LETTER V.
To Mathew Maty, M. D. Secretary to the Royal Society.
Remarks upon the Nature of the Soil of Naples, and its Neighbourhood.
"Mille miracula movet saciemque mutat locis, et defert montes, subrigit plana, valles extuberat novas, in profundo insulas eregit."
Seneca, De Terra-motu.
Naples, Oct. 16, 1770.
SIR,
According to your desire, I lose no time in sending you such further remarks as I have been making with some diligence, for six years past, in the compass of twenty miles, or more, round this capital. By accompanying these remarks with a map of the country I describe [[Plate VI.]], and with the specimens of different matters that compose the most remarkable spots of it, I do not doubt but that I shall convince you, as I am myself convinced, that the whole circuit (so far as I have examined) within the boundaries marked in the map is wholly and totally the production of subterraneous fires; and that most probably the sea formerly reached the mountains that lie behind Capua and Caserta, and are a continuation of the Appenines.
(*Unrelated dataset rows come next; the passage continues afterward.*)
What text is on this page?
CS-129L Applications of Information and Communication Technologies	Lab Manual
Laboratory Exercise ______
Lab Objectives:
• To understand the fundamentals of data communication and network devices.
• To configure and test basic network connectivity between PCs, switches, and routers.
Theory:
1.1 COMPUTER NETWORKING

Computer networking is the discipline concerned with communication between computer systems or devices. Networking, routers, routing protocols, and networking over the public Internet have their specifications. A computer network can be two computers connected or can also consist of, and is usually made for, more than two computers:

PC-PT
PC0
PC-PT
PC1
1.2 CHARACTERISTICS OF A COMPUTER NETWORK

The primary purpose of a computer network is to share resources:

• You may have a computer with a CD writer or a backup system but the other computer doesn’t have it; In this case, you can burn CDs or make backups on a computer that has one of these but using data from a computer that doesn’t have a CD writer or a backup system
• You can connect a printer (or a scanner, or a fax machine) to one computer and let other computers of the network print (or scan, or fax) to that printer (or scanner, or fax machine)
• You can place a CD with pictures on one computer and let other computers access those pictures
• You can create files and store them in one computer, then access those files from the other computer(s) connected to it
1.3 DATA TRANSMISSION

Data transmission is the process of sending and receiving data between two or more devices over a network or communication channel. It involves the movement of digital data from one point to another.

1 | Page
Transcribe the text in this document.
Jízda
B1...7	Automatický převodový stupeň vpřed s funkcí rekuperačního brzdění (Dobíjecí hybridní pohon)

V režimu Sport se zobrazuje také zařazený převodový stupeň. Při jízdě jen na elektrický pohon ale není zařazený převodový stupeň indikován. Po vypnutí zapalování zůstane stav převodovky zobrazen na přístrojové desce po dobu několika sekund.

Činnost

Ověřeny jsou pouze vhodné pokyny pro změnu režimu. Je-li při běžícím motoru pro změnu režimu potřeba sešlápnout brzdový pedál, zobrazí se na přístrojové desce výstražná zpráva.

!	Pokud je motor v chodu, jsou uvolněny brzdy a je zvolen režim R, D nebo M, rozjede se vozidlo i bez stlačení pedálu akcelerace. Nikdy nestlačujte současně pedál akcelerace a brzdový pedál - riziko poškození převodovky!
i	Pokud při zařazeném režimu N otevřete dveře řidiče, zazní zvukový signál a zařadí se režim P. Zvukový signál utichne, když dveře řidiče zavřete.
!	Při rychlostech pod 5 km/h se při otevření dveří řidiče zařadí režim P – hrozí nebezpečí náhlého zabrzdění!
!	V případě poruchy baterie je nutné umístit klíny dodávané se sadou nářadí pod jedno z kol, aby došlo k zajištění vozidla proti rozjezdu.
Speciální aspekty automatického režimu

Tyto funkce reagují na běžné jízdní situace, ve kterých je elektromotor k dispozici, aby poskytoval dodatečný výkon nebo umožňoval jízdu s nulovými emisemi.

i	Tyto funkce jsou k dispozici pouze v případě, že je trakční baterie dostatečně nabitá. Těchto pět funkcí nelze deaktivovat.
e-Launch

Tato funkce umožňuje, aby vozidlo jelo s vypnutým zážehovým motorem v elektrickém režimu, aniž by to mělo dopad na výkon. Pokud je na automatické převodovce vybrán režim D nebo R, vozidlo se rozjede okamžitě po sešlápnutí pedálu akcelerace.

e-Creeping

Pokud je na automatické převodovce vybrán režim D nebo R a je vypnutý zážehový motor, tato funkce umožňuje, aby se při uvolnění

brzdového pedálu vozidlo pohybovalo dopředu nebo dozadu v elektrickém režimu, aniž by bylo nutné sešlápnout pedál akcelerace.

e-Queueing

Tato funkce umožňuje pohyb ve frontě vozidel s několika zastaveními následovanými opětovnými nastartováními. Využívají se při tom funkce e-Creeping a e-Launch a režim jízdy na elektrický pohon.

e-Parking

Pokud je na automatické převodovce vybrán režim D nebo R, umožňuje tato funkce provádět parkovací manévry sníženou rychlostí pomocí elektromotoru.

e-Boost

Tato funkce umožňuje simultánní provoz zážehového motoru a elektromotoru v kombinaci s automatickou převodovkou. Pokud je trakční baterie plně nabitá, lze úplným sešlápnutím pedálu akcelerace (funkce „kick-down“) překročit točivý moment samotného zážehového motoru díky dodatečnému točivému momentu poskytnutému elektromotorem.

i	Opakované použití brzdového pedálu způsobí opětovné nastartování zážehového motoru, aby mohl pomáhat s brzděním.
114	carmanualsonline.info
If I may be allowed to compare small things with great, I imagine the subterraneous fires to have worked in this country, under the bottom of the sea, as moles in a field, throwing up here and there a hillock; and that the matter thrown out of some of these hillocks, formed into settled Volcanos, filling up the space between one and the other, has composed this part of the continent, and many of the islands adjoining.
From the observations I have made upon Mount Etna, Vesuvius, and its neighbourhood, I dare say, that, after a careful examination, most mountains, that are or have been Volcanos, would be found to owe their existence to subterraneous fire; the direct reverse of what I find the commonly received opinion.